Why a Will Matters in Personal Finance
With a fortune reported at $300 million, you would think the late great Prince would have thought to leave a will, outlining who gets what from his estate. Unfortunately, he didn’t, leaving his surviving relatives scrambling over it.
He did leave an appointed administrator, who has to forcibly drill open his vault of music because he brought the passcode to his grave. This only shows that dying without a will can prove troublesome. Good thing he doesn’t have children, or the situation could have been worse.
But why do people skip having a will made? In a PwC survey, 73% of Hispanics don’t have a will, 68% Blacks and 30% people with wealth over $500,000. It doesn’t really matter if they have that much wealth to leave behind or not, a will doesn’t seem to have any importance.

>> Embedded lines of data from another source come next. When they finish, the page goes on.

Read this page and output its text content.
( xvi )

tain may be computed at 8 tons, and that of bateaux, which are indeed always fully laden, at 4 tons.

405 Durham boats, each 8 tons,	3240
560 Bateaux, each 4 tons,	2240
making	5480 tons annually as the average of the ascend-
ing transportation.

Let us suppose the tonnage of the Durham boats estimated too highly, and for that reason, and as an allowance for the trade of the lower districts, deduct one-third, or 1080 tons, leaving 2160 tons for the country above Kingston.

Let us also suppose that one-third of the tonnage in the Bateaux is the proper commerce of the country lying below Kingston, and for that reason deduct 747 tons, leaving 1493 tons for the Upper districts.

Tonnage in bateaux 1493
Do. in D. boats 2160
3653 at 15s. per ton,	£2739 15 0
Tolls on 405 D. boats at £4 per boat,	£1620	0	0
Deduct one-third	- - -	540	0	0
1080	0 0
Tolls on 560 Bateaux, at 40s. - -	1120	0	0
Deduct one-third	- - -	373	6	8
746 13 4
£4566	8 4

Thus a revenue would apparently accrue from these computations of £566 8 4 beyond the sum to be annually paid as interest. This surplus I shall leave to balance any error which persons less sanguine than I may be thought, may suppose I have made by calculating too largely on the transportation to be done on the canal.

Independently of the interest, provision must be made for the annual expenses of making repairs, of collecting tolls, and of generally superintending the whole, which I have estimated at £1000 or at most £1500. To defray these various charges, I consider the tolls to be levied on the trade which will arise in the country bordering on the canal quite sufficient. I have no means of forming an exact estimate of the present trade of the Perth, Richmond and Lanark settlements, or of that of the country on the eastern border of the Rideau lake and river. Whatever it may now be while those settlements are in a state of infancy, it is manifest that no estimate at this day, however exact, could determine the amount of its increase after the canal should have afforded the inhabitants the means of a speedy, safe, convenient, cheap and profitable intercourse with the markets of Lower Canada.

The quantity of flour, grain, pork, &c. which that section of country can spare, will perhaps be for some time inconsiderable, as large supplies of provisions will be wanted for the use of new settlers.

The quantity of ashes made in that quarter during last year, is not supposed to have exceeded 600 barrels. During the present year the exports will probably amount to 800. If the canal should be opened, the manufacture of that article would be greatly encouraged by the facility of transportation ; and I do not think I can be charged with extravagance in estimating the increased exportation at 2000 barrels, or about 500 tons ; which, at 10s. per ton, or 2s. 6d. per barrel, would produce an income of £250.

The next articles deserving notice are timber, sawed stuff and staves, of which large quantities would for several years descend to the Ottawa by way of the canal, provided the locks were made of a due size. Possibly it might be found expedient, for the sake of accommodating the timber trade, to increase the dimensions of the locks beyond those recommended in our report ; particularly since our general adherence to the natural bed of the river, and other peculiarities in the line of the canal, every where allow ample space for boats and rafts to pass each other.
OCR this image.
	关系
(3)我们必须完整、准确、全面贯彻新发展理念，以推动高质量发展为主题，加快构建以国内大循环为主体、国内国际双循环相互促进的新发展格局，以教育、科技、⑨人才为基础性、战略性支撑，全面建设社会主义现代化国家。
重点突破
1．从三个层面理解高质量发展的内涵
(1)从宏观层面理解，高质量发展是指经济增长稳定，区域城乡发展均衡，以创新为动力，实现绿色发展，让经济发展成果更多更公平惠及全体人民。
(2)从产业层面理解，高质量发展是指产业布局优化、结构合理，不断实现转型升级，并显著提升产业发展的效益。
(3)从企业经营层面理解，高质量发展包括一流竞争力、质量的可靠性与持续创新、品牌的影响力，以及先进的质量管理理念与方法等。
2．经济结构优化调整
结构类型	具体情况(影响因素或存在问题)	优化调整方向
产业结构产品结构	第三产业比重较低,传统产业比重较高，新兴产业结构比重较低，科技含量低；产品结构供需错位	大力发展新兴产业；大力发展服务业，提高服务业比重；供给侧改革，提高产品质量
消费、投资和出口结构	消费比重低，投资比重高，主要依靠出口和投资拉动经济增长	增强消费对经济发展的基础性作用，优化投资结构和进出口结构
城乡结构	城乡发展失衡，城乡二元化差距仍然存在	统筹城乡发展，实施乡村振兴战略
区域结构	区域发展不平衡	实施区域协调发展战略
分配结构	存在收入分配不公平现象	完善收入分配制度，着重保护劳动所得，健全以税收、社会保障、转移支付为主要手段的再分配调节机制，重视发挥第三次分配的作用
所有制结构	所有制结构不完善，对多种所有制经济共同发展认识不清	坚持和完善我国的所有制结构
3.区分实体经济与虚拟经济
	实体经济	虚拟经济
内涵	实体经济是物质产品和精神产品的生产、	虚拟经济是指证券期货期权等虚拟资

When you have children, however, you should not follow suit. It is vital that you name guardians for your children, especially minor ones, in the event of your death. Otherwise, they would be passed from one relative to another or, worse, sent into the system.
Besides, a will serves more than just a legal document.
It shows you care about the stuff you leave behind
With a will, you can name an executor who will take care of your art collection, jewelry or antique pottery. Anything that is valuable to you doesn’t have to fall into the wrong hands, if you make a will.
It opens opportunity to support a good cause
Are there charities or organizations you want to support? If you can’t do it now, you can do so after your death. You can allocate part of your estate to causes that you strongly believe in.
It is inexpensive to have a will made
It doesn’t cost much to write a will. You can even do it online. Just make sure there is a witness when you sign it, and that it is duly notarized.